Respiratory Compromise Institute Unites Key Medical Societies to Address Growing Incidence and Burden of Inpatient Respiratory Issues

Coalition Will Advance Patient Safety Initiatives to Reduce Adverse Events and Deaths Due to Respiratory Compromise – Respiratory Compromise recognized as a top Preventable Patient Safety Challenge

Today, the National Association for Medical Direction of Respiratory Care (NAMDRC) announced, with the support of key medical and healthcare stakeholders, the launch of the Respiratory Compromise Institute ( to drive actionable solutions that increase education about and reduce the incidence of respiratory compromise in inpatient hospital settings.

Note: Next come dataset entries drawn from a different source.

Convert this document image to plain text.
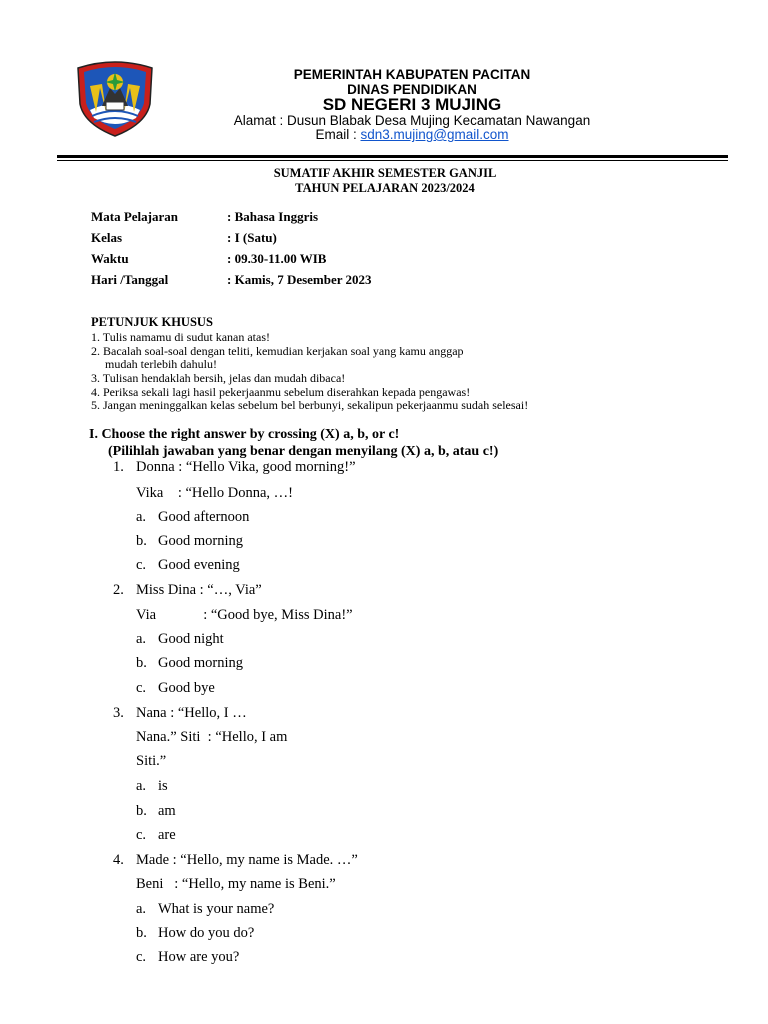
PEMERINTAH KABUPATEN PACITAN
DINAS PENDIDIKAN
SD NEGERI 3 MUJING
Alamat : Dusun Blabak Desa Mujing Kecamatan Nawangan
Email : sdn3.mujing@gmail.com
SUMATIF AKHIR SEMESTER GANJIL
TAHUN PELAJARAN 2023/2024
Mata Pelajaran	: Bahasa Inggris
Kelas	: I (Satu)
Waktu	: 09.30-11.00 WIB
Hari /Tanggal	: Kamis, 7 Desember 2023
PETUNJUK KHUSUS
1. Tulis namamu di sudut kanan atas!
2. Bacalah soal-soal dengan teliti, kemudian kerjakan soal yang kamu anggap
mudah terlebih dahulu!
3. Tulisan hendaklah bersih, jelas dan mudah dibaca!
4. Periksa sekali lagi hasil pekerjaanmu sebelum diserahkan kepada pengawas!
5. Jangan meninggalkan kelas sebelum bel berbunyi, sekalipun pekerjaanmu sudah selesai!
I. Choose the right answer by crossing (X) a, b, or c!
(Pilihlah jawaban yang benar dengan menyilang (X) a, b, atau c!)
1. Donna : “Hello Vika, good morning!”
Vika    : “Hello Donna, …!
a. Good afternoon
b. Good morning
c. Good evening
2. Miss Dina : “…, Via”
Via             : “Good bye, Miss Dina!”
a. Good night
b. Good morning
c. Good bye
3. Nana : “Hello, I …
Nana.” Siti  : “Hello, I am
Siti.”
a. is
b. am
c. are
4. Made : “Hello, my name is Made. …”
Beni   : “Hello, my name is Beni.”
a. What is your name?
b. How do you do?
c. How are you?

Organizations that form the Clinical Advisory Committee of the Respiratory Compromise Institute include:

  • American Association for Respiratory Care (AARC)
  • American College of Emergency Physicians (ACEP)
  • American Society of Anesthesiologists (ASA)
  • American Thoracic Society (ATS)
  • American College of Chest Physicians (CHEST)
  • National Association for Medical Direction of Respiratory Care (NAMDRC)
  • Physician-Patient Alliance for Health & Safety (PPAHS)
  • Society of Critical Care Medicine (SCCM)
  • Society of Hospital Medicine (SHM)

According to the U.S. Department of Health & Human Services, Agency for Healthcare Research and Quality, Respiratory Compromise is the third most rapidly increasing hospital inpatient cost in the United States, with $7.8 billion spent on Respiratory Compromise in U.S. hospitals in 2007. Respiratory Compromise increases patient mortality rates by over 30 percent and hospital and ICU stays by almost 50 percent. The Institute defines Respiratory Compromise as a state in which there is a high likelihood of decompensation into respiratory insufficiency, respiratory failure or death that could be prevented or mitigated through specific interventions (enhanced monitoring and/or therapies).

“Preventing or mitigating decompensation is critical because nearly any patient could be at risk and succumbing quickly to Respiratory Compromise,” said Tim Morris, MD, President of NAMDRC and Chair of the Institute’s Clinical Advisory Committee. “One minute you have a patient who is doing fine and within a few minutes the patient rapidly deteriorates to a dangerous point of no return. In many cases, if we could detect this deterioration earlier, we could prevent the need for massive intervention.”

Respiratory Compromise, which includes respiratory distress, insufficiency, failure and arrest, can occur across numerous clinical scenarios. For example, Respiratory Compromise may appear post-operatively or may be drug-induced by the delivery of a sedative, opioid, or analgesic to patients who were not properly assessed or properly monitored.

“In addition to increasing hospital stays and costs, respiratory compromise drastically increases a patient’s chances of dying, yet most instances may be preventable,” said Michael Wong, JD (Executive Director, PPAHS). “In the past year, several stories about unnecessary deaths due to Respiratory Compromise have made headlines and increased public awareness of this issue, and it’s reassuring to see so many members of the medical community join us to seek solutions.”

The Respiratory Compromise Institute will provide education to the medical community and general public. As well, the Institute is strongly committed to supporting a broad range of research that will assist health professionals in identifying useful monitoring and therapies, identifying high, moderate and low risk patients, and crafting educational tools to disseminate research findings.

“Bringing about actionable change in clinical practice to reduce the risk of respiratory compromise is the goal of the Respiratory Compromise Institute,” said Phil Porte (Executive Director, NAMDRC). “On behalf of our member organizations, the Respiratory Compromise Institute will soon issue a report that reviews the challenges of addressing Respiratory Compromise, as well as the pathway for solutions.”

Actionable solutions that the group has identified include:

  • Developing a standardized patient risk assessment tool to identify those at risk for developing respiratory compromise.
  • Requiring electronic monitoring for high-risk patients, including continuously electronically monitoring with pulse oximetry for oxygenation and capnography for adequacy of ventilation, as recommended by the American Society of Anesthesiologists, The Joint Commission, and many other healthcare organizations.
  • Improving continuous training of clinicians regarding the signs and treatment for respiratory compromise.
  • Increasing the understanding and knowledge of medical conditions that precipitate respiratory compromise among all hospital staff.